One month and 3 days post-op
Jun 09, 2016
What you hear is so true when you read these blogs, vlogs and newsletter and yet it is such a personal journey.
I have had no complications. Food has gone down so well with no gas pains. Sugar doesn't bother me in the least...uggghhhh, was hoping it would. Exercising more than I have in two years which is great. Lost 16 pound in the first 3 weeks and then stalled the entire 4th week. Now in the fifth week have dropped 2 lbs in 2 days. I also had my first stomach ache yesterday. It scared me a little bit because I had no doctor to go to to see if there was a leak. Luckily I took one of the pain/nausea pills I got in Mexico and after a nap felt better. However will be on shakes and Vasso yogurt pops for the next few days to make sure all is well.

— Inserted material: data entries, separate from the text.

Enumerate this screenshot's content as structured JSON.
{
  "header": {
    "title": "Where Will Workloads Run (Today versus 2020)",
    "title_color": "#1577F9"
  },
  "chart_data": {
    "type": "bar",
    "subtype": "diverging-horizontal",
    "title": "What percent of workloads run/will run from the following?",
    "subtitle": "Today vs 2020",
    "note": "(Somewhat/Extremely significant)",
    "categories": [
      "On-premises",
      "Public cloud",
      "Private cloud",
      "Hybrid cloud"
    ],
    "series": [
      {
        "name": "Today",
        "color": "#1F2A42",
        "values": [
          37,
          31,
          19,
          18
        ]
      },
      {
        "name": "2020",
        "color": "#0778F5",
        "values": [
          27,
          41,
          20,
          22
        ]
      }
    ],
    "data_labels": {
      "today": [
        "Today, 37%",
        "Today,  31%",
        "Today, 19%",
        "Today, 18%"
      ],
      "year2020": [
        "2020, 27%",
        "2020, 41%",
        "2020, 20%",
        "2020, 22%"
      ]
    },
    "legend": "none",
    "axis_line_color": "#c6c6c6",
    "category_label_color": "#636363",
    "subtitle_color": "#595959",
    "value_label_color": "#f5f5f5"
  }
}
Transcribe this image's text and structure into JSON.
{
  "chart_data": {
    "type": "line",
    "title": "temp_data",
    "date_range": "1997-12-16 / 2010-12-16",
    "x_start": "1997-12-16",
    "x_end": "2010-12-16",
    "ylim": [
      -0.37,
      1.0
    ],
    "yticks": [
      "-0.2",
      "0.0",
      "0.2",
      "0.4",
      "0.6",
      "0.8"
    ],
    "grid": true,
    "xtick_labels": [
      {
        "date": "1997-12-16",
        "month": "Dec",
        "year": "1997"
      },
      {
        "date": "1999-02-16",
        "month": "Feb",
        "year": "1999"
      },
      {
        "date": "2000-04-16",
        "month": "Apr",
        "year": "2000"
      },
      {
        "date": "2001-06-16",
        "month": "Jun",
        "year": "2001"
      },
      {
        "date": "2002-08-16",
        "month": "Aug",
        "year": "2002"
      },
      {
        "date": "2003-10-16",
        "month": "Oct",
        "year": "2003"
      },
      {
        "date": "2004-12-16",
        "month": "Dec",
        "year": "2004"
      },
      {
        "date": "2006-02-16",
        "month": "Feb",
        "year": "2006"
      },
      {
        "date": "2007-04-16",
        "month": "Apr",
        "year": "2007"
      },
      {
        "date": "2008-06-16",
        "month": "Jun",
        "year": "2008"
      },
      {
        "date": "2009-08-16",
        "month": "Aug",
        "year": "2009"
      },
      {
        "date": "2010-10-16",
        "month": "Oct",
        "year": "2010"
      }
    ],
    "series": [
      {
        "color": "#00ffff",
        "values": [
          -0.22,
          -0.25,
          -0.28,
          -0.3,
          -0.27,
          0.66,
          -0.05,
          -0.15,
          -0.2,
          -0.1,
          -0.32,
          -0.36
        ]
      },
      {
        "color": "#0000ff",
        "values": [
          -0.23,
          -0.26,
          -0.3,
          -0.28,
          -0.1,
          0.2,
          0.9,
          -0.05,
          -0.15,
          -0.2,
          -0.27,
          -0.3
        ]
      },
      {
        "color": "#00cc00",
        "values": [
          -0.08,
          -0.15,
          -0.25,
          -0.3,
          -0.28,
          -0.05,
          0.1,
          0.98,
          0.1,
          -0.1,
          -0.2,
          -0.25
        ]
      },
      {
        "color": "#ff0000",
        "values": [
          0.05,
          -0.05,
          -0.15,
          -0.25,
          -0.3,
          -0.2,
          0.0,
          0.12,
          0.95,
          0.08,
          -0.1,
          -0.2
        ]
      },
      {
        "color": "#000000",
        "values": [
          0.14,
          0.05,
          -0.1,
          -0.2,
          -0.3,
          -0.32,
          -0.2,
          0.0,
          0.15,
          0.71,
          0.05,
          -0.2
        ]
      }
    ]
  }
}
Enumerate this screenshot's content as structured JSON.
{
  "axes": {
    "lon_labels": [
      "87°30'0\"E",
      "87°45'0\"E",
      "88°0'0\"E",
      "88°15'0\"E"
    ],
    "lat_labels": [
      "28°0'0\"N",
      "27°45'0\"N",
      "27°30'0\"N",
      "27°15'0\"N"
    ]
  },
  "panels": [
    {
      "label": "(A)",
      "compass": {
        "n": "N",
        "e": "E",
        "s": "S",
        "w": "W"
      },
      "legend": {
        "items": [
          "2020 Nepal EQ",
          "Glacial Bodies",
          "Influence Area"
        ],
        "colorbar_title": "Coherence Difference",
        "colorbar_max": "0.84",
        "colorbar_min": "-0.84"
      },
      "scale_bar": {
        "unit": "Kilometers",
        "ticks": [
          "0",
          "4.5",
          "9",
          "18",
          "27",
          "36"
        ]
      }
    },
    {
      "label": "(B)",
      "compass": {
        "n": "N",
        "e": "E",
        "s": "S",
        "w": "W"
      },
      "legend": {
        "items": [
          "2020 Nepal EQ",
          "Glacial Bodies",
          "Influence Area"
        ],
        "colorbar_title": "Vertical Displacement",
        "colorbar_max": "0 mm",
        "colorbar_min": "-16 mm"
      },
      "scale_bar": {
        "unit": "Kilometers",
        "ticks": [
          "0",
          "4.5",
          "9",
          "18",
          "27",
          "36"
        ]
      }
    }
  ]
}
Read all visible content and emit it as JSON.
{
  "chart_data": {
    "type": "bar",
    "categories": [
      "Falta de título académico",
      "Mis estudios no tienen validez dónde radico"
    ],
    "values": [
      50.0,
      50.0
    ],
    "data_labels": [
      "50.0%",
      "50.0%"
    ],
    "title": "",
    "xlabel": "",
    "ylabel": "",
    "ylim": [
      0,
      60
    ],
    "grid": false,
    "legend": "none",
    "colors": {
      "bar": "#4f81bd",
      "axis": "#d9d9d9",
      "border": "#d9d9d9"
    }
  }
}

So really, I have adapted so well to the physical change. However I do get frustrated and resentful at times. I am mad sometimes that I can't eat in quantity and never really feel satisfied. The addiction I have to food is so real right now and the sleeve has made it that much more obvious. I have stuffed my feelings, boredom, and fear with food forever and nowit is impossible. I am substituting walking a lot which is great but still if I am perfectly honest, I wish I could have one day off a week...or even one meal off. Just not gonna happen and I have to keep reminding m yself that it is the addiction talking. I also know that I get to go to Overeaters Anonymous to handle these issues before I am too far out.
The saddest thing I can imagine is going through all this only to gain the weight back. I must find some resolve in letting go of food, my best friend and worst enemy. Food is solely fuel so I can live the life I always imagined.